I recently attended the June 29th-30th FDA advisory committee meeting that voted for a reduction in the maximum daily over-the-counter (OTC) dose of acetaminophen and the ‘unbundling’ of narcotic-acetaminophen prescription medications. While I agree ultimately with many of the recommendations that were made, I can’t help but feel that there is a larger problem that remains unaddressed. There is a growing disparity between FDA expectations for prescription drugs and expectations for OTC drugs and dietary supplements. As requirements for prescription drugs increasingly reflect the ability of the pharmaceutical industry to design and manufacture safer drugs, requirements for OTC drugs appear stagnant, and dietary supplements continue to be deemed safe until proven otherwise.

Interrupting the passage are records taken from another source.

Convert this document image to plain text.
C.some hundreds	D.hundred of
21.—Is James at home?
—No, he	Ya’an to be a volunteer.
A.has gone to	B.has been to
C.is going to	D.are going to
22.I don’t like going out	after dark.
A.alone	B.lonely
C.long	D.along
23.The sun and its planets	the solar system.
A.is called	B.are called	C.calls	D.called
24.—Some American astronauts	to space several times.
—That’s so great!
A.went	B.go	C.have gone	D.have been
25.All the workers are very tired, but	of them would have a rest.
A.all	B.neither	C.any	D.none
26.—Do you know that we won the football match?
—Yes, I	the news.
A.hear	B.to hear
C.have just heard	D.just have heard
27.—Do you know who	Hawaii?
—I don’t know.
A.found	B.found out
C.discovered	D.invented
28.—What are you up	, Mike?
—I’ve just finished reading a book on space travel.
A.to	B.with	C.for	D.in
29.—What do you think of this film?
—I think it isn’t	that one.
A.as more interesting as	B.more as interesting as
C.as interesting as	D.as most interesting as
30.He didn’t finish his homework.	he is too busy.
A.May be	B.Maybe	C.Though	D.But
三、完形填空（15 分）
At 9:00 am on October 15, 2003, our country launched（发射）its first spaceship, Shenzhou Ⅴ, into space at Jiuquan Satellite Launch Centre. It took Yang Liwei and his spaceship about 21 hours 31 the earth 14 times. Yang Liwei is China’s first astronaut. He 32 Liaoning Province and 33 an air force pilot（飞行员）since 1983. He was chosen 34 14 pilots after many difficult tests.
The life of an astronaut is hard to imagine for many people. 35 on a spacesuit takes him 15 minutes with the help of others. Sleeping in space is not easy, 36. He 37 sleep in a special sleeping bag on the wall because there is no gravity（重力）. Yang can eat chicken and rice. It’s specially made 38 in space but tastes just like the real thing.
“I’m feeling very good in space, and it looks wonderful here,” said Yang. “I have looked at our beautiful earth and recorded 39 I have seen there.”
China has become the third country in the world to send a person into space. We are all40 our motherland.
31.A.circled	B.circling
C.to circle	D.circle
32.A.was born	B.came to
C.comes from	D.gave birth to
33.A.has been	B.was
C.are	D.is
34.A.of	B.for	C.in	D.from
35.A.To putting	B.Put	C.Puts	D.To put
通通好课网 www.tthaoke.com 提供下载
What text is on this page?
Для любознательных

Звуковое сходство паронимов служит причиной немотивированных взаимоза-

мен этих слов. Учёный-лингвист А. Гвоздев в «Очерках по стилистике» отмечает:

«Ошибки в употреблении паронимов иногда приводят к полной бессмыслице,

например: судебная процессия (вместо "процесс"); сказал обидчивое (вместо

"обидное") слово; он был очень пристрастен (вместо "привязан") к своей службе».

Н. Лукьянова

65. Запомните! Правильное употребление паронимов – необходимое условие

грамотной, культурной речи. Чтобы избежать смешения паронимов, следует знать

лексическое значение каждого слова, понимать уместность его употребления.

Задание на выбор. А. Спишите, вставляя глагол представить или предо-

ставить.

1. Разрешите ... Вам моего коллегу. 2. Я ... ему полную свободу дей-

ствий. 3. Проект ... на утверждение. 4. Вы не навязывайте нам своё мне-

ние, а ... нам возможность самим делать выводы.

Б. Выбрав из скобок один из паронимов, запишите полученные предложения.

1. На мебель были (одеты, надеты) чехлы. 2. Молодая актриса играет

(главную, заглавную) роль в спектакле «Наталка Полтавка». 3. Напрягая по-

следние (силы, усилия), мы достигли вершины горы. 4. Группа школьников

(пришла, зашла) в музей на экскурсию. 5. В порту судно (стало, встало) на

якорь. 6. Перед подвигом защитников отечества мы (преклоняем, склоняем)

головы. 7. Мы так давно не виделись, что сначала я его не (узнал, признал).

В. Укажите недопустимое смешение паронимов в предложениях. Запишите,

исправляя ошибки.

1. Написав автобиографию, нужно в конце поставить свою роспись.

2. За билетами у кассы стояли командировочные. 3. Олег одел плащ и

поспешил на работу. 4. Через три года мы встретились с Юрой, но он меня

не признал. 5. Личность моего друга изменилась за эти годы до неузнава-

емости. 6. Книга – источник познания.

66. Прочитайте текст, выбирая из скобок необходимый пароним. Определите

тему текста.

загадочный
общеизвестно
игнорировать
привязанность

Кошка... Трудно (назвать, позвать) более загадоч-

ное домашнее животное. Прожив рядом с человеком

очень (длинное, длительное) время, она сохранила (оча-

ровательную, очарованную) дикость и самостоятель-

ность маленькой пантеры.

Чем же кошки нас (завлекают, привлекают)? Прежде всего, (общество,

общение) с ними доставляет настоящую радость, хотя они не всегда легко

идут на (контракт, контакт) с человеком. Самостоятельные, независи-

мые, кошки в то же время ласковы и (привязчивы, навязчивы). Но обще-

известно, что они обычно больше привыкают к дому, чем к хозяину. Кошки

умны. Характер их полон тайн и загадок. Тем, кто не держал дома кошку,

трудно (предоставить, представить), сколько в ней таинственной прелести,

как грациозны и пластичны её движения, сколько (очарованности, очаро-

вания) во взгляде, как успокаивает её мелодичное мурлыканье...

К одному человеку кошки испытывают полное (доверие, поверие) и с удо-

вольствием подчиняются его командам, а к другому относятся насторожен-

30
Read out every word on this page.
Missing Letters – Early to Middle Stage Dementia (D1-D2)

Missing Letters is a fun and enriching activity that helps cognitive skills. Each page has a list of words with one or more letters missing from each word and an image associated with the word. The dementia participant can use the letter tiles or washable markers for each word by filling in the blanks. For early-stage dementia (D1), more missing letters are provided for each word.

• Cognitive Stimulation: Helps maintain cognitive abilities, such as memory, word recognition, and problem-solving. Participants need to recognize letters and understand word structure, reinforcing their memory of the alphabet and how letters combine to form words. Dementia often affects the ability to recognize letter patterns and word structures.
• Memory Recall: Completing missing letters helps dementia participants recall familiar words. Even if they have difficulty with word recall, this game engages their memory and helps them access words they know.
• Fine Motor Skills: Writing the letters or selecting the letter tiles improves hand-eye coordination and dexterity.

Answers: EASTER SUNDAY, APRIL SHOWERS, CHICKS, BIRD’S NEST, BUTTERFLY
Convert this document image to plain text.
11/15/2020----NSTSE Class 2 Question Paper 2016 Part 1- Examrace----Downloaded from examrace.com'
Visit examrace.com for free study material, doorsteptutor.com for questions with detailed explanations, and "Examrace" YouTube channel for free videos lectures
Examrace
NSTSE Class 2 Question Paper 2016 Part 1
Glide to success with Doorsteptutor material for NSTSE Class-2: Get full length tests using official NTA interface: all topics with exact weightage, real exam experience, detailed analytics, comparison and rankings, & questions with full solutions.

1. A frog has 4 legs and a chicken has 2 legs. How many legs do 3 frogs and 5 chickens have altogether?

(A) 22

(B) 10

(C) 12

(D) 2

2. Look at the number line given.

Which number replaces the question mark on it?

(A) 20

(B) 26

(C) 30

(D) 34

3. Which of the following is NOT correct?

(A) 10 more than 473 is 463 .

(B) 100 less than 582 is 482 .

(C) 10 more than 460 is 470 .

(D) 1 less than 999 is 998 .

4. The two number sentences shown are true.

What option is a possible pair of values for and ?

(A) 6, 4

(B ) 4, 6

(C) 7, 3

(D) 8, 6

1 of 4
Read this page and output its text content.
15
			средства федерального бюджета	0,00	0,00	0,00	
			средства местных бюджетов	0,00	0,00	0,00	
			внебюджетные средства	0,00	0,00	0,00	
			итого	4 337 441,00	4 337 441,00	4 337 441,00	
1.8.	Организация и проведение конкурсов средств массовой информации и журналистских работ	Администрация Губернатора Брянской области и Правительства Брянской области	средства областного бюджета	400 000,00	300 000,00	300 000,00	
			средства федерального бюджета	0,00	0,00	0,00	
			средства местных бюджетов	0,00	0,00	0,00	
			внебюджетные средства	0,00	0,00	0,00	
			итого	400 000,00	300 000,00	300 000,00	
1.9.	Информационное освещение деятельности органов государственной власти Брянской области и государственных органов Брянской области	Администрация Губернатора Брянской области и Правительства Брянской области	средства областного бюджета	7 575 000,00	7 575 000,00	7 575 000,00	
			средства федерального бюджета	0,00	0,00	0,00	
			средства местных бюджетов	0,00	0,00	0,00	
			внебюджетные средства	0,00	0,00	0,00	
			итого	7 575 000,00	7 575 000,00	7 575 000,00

Most OTC painkillers were first made available at a time when modern drug development technologies and safety assessment techniques did not exist – and even though these technologies and techniques are now available, FDA hasn’t required OTC drug manufacturers to apply them to their products. The popularity of these drugs over the years has illustrated that the public considers them to be of great utility in offering readily available treatment for pain conditions. Yet, these drugs account for a huge proportion of the adverse events that are seen with all pharmaceutical agents, due in part to their widespread use. By all accounts (clinical trials, retrospective studies and medical surveillance systems) these compounds have ‘important’ health risks associated with their use, most notably to the liver, kidney and gastrointestinal tract. Not surprisingly, these adverse events constitute a substantial (and potentially avoidable) public safety issue with important implications in terms of health care costs.

This begs the question: do these drugs still reflect current safety and efficacy standards? And, shouldn’t they?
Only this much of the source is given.